Susceptibility matrices relate data perturbations to model responses.

Empirical estimators for susceptibilities are detailed.

The theory connects statistical mechanics to neural network interpretability.

Abstract

These notes introduce the theory of susceptibilities as developed in [arXiv:2504.18274, arXiv:2601.12703] for interpreting neural networks. The susceptibility of an observable $\phi$ to a data perturbation is defined as a derivative of a posterior expectation, which by the fluctuation--dissipation theorem equals a posterior covariance.

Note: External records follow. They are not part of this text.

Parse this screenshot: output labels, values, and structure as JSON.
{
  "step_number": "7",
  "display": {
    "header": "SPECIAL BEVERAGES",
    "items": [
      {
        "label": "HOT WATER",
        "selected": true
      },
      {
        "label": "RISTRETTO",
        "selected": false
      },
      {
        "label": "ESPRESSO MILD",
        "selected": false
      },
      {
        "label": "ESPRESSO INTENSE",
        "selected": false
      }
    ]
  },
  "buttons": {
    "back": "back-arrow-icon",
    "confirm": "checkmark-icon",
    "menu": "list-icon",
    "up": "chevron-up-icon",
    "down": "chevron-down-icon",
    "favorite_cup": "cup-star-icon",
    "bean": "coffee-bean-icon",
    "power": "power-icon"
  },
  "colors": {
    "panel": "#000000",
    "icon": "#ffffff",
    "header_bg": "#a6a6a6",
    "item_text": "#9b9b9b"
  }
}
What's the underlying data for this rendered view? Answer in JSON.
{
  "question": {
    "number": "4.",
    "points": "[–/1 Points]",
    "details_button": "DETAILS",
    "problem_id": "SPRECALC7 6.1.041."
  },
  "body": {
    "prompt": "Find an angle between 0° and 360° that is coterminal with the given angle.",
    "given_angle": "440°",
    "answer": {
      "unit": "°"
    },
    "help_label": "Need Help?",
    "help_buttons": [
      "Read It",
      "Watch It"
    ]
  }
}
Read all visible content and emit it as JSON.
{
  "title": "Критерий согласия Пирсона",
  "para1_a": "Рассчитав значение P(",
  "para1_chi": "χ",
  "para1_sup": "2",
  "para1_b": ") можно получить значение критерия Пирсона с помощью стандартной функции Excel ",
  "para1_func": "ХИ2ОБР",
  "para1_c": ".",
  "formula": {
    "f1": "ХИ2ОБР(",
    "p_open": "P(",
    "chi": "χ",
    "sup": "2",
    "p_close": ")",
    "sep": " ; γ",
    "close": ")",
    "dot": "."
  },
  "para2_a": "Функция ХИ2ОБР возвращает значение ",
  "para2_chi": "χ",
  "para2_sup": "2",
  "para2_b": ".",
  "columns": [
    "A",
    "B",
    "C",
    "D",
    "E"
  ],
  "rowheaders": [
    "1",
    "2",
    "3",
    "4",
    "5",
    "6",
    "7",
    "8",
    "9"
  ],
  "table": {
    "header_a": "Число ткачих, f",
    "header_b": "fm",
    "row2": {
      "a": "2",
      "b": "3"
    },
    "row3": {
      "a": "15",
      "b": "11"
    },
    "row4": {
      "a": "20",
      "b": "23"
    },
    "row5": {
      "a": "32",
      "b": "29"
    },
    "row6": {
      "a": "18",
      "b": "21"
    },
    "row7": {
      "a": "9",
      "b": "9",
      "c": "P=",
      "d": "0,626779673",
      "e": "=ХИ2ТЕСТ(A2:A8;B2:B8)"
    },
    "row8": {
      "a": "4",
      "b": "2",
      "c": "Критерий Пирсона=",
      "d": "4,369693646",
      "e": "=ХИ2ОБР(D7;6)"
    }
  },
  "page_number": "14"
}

Different choices of $\phi$ yield different objects: per-sample losses give the influence matrix (the Bayesian influence function of [arXiv:2509.26544]), while component-localized observables give the structural susceptibility matrix that pairs model components with data patterns. The susceptibility matrix is (up to a factor of $n\beta$) the Jacobian of the map from data distributions to structural coordinates; its pseudo-inverse provides a linearized solution to the patterning problem of [arXiv:2601.13548]: finding data perturbations that produce a desired structural change. We motivate the theory from its statistical-mechanical foundations, then give a detailed exposition of susceptibilities, their empirical estimators, and their connection to the geometry of the loss landscape.